The lad drew close but was careful not to get too close because he knew that this kind of snake was deadly. “I know your kind” said the boy. “You will bite me when I pick you up.” The snake replied “Oh I promise I won’t bite you. I will be your friend if you help me. You can trust me.”
The boy thought it over and decided that any kind of snake that could talk must be a special snake. So he picked it up and carried him all the way down to the warm valley. He gently placed the snake on the ground and immediately the snake struck the boy on the neck! The boy screamed “You bit me! You promised that you wouldn’t. Now I am going to die.” With an evil hiss the snake said “So what! You knew exactly what I was when you picked me up. What a fool you are. So long loser”!
And the moral of the tale? Well the story aims to warn that in adult life, temptations try to persuade us to go against our better judgement. Temptations try to get us to disobey and ignore God’s will for our lives by making us think such sinful behaviour won’t harm us or kill us. It tries to make us believe it is our friend and that there won’t be any nasty consequences should we indulge in it. When such temptation is believed we have only ourselves to blame when things fall a part and we get bitten in the neck! Scripture is quite emphatic “God is not mocked, whatever a man sows that he will also reap” (Galatians Ch 6 v7). This is a moral fact of life from which there is no escape, no matter what may be believed to the contrary. Going against our better judgement by ignoring God’s will for our lives and rejecting His commandments never works because there are always consequences to face. (In this life as well as the next).
To see what the dire consequences of sinful behaviour appear like in reality one has only to look at the pitiful state of our society today. Whether the sin is a general neglect of spiritual matters, a sinful relationship, a sinful abuse of drink or drugs or whatever, there are inescapable consequences which cause harm and hurt. Our society, indeed our entire nation as a whole is a modern day example of how giving into temptation only ever brings misery, despair and harm. Sinful ways never ever work!
The second story I came across is of a real event which again I felt has much to say.

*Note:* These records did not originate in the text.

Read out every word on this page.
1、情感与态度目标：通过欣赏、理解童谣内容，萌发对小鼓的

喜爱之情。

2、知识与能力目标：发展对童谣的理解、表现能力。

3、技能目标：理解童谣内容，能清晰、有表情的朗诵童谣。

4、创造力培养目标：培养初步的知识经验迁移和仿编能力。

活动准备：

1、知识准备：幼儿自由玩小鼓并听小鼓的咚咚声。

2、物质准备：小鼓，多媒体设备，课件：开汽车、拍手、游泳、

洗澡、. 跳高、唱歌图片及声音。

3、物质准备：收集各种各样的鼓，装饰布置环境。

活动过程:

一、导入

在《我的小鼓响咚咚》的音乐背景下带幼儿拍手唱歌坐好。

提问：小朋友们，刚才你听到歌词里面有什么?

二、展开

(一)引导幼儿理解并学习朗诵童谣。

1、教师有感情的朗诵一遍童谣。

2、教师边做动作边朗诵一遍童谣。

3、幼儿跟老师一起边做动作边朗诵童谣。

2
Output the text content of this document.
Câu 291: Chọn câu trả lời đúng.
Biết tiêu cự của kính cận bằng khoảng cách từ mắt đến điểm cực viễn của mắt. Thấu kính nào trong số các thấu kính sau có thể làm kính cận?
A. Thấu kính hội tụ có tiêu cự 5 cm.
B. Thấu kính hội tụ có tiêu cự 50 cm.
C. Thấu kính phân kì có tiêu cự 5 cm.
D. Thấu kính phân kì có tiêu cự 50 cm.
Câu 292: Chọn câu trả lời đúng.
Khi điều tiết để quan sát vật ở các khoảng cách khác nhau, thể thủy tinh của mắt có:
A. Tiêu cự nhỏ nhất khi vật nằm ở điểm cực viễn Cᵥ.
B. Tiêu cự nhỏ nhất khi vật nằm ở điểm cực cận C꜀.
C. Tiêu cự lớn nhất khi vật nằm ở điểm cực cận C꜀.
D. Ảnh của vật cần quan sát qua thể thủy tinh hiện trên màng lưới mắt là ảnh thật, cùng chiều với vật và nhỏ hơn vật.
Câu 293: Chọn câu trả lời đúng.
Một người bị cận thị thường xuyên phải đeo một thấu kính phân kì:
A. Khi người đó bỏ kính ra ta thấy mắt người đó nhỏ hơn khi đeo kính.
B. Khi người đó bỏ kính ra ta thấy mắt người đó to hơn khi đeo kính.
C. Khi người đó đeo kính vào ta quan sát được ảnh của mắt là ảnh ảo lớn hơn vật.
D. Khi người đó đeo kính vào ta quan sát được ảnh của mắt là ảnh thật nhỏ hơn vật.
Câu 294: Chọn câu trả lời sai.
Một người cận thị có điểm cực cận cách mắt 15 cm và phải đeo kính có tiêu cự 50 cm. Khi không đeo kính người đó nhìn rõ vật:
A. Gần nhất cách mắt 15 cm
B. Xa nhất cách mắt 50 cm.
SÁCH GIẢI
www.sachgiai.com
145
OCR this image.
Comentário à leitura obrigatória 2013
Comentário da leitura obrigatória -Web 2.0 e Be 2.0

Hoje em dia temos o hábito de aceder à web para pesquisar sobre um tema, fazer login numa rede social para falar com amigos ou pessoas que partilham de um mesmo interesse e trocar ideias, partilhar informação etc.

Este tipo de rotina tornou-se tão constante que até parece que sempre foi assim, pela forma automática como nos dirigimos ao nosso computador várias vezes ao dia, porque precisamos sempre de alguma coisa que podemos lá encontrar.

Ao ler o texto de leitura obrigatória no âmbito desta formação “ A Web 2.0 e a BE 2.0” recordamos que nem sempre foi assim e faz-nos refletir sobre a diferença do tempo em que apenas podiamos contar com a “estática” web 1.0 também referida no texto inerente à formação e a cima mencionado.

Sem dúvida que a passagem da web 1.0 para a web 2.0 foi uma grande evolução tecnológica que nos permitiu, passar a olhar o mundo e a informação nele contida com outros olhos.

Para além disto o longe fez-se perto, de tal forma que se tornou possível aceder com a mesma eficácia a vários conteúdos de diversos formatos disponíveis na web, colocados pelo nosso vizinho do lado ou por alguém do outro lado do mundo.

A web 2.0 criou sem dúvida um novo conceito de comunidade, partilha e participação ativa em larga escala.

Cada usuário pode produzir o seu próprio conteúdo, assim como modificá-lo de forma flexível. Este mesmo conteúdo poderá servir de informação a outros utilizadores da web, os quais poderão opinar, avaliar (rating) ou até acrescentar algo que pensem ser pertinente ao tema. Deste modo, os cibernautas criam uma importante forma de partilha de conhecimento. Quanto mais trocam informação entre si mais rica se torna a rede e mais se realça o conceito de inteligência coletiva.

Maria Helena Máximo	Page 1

Sometime ago a Native American and his friend were walking near Times Square in Manhattan. The sounds of the city were almost deafening with the roar of traffic and the bustle of commuters. Suddenly the Indian said “I hear a cricket”! His friend laughed and said “How can you possibly hear a cricket above all this noise?” “No I’m sure of it”! The Indian listened more intently and then walked across the street to where some bushes were growing. There beneath the branches, sure enough he located a small cricket. His friend was utterly shocked. “That’s incredible, you must have super-human ears”! “No not at all” the Indian replied. “My ears are no different from yours. It all depends on what you’re listening out for.” “What do you mean?” his friend replied. The Indian said “People listen out for what is really important to them. I specially listen for sounds of nature which means I can hear it above the roar of traffic. You aren’t interested in such matters so you don’t notice it.”